Kanjer op De Balans en De Fontein
De kinderen krijgen op De Balans en De Fontein les volgens de methode van “De Kanjertraining”.
Deze methode bevordert de sociaal emotionele ontwikkeling van de leerling. Wij willen niet alleen werken aan het cognitieve aspect van het onderwijs. We zien een goede sociale ontwikkeling als een belangrijke voorwaarde voor de ontwikkeling van een kind tot een zelfstandig mens.
Negatief gedrag zowel mondeling (schelden) als fysiek (vechten) wordt door de leerkrachten niet getolereerd. Het kind leert op een goede manier om te gaan met zichzelf en met een ander. De lessen spitsen zich toe op de vraag: hoe gaan wij (vanaf nu) met elkaar om op een goede manier?’ Het is belangrijk dat kinderen problemen op sociaal-emotioneel gebied, al dan niet met behulp van de leerkracht, zelf kunnen oplossen. Door een gerichte aanpak vanuit de Kanjertraining trachten we problemen te voorkomen, met als uiteindelijk doel de kinderen te helpen zich op een positieve manier te ontwikkelen.
De Kanjerlessen werken gericht aan:
- Het positieve zelfbeeld van kinderen
- Het verwerven van zelfvertrouwen
- Het vermogen om eigen gevoelens en gedachten onder woorden te brengen
- Inzicht krijgen in sociale situaties
- Het vergroten van het inlevingsvermogen
- Het open staan voor eigen en andermans gevoelens
- Hulp durven vragen bij sociaal-emotionele problemen
- Bevorderen van probleemoplossend vermogen
Vijf afspraken uit de Kanjertraining. Deze afspraken komen iedere les terug en staan niet ter
discussie.
- We vertrouwen elkaar
- We helpen elkaar; dit is tijger of kanjergedrag
- Niemand speelt de baas; dit is namelijk pestvogelgedrag
- Niemand lacht uit; dit is namelijk aapjesgedrag.

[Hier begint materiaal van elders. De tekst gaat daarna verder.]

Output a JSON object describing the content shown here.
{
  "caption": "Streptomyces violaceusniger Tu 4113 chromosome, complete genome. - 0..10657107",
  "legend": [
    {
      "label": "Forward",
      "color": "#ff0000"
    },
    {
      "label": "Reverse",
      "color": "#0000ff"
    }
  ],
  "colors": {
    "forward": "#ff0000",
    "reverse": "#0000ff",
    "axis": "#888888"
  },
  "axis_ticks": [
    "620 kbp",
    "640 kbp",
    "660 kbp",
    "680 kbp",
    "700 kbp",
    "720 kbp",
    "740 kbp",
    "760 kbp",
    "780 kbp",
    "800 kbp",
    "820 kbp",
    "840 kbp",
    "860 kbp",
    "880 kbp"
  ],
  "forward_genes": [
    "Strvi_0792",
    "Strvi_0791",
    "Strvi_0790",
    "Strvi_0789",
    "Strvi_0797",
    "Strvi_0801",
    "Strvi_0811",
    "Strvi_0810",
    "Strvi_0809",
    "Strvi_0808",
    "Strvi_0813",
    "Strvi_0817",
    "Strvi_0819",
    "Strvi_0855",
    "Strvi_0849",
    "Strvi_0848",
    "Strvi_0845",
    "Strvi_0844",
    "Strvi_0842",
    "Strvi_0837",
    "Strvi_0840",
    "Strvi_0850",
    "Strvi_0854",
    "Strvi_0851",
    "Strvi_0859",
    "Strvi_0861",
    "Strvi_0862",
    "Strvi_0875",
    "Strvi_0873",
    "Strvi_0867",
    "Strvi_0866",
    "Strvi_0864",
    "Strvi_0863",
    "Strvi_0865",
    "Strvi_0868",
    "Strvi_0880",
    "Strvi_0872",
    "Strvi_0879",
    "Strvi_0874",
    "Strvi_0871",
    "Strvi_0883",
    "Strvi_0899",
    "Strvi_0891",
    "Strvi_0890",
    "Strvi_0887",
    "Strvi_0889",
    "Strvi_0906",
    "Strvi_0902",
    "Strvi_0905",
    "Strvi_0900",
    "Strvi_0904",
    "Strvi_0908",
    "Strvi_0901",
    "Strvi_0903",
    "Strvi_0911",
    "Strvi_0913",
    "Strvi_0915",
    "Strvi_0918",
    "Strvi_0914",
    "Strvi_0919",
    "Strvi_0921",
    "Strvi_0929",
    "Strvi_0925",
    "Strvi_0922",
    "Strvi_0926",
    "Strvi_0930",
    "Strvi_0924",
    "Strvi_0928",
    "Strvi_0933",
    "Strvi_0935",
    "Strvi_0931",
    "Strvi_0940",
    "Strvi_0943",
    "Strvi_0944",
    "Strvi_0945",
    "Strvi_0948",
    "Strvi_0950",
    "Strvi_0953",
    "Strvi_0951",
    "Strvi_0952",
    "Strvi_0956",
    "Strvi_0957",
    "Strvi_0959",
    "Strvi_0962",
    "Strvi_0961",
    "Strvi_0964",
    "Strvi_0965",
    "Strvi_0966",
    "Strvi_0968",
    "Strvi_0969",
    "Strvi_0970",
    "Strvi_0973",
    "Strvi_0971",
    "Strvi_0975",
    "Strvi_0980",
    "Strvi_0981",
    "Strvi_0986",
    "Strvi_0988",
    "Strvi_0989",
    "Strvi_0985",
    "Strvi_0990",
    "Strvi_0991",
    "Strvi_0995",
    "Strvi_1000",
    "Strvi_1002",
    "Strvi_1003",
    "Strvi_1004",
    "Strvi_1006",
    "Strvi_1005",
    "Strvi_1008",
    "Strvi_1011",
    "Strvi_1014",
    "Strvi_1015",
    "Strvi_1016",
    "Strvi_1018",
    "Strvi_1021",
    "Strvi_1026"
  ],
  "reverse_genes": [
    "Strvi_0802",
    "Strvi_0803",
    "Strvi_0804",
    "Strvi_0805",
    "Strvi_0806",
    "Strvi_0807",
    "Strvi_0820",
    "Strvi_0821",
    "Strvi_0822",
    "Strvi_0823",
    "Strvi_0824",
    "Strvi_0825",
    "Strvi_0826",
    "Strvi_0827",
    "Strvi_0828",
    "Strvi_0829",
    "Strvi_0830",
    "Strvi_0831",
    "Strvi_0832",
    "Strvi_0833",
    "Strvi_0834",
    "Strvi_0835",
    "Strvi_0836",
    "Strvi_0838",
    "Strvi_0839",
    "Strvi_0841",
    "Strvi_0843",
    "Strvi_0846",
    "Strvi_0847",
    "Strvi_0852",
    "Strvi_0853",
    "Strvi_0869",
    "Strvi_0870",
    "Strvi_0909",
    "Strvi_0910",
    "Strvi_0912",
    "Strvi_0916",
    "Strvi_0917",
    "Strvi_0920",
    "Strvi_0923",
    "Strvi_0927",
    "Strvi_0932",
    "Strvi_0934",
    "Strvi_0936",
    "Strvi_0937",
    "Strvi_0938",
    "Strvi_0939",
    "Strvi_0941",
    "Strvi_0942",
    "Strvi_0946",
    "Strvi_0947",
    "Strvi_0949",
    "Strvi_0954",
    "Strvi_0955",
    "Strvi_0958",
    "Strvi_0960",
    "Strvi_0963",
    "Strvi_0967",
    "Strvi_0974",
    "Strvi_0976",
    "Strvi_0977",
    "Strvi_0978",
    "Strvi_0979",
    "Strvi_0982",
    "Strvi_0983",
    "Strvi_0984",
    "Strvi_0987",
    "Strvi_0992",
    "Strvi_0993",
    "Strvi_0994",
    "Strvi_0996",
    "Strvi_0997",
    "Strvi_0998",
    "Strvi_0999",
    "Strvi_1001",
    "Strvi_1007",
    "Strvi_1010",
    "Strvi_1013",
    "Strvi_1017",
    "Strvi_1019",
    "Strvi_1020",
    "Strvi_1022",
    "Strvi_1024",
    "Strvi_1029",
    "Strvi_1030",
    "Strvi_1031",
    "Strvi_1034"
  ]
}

- Niemand blijft zielig; dit is namelijk het konijngedrag
Ouders/verzorgers en scholen werken samen aan de opvoeding
De ouders/verzorgers zijn de eerste opvoeder. De leerkracht is de tweede opvoeder.
Als de eerste opvoeder achter de tweede opvoeder staat, is dit een ideale situatie voor een kind.
Wanneer een kind echter merkt dat de ouders/verzorgers niet tevreden zijn over het handelen van de leerkracht of de school, wordt het moeilijk voor het kind met plezier naar school te gaan. Het kind heeft dan een loyaliteitsconflict en zit tussen de mening van school en de ouders/verzorgers in. Dit is voor het kind zeer verwarrend en het weet niet waar het aan toe is. Wij verwachten daarom van de ouders/verzorgers dat zij de grondprincipes van de Kanjerlessen ondersteunen. Wij zullen op onze beurt de ouders/verzorgers ondersteunen.
Visie op educatief partnerschap
De Fontein en De Balans zijn scholen waar vertrouwen hoog in het vaandel staat. De scholen doendit specifiek vanuit Kanjer. Dit is waar wij voor staan:
Wij leren kinderen dat ze iemand willen zijn die te vertrouwen is. Dat verwachten wij ook van
ouders/verzorgers. Samen zorgen we voor een veilige school door:
- Met respect te praten over elkaars kinderen (opvoeding) en over de leerkrachten, ook als er zich een meningsverschil voordoet.
- Als er zich een meningsverschil voordoet met elkaar in gesprek te gaan en niet over elkaar te spreken.
- Frustraties op respectvolle wijze uit te spreken naar een medewerker van school in plaats
van rechtstreeks naar een kind van een ander.
- Met school en andere ouders/verzorgers op respectvolle wijze in gesprek te gaan, wanneer school dit verzoekt.
Respectloze reacties worden niet geaccepteerd door de medewerkers en de directie. Ouders/verzorgers ontvangen een officiële schriftelijke waarschuwing van de directie bij respectloze en ontwrichtende reacties. Bij herhaling kan ouders/verzorgers wettelijk gezien tijdelijk de toegang tot de school worden ontzegd.
Vertrouwen ontstaat als we de volgende afspraken nakomen. We leren de kinderen dat je te vertrouwen bent als:
- Je klasgenoten en jouw vrienden niet bang voor je zijn
- Jouw juf/meester, ouders/verzorgers, familie, en buurt trots op je kunnen zijn
- Je een goede vriend of vriendin, zoon of dochter bent.
- Je je best doet op school.
Daarnaast leren we de kinderen dat je geen “benzine moet geven”:
- Je laat geen gedrag zien dat niet goed is voor de klas, de juf of meester en je
ouders/verzorgers. Je zoekt geen medestanders voor dit gedrag.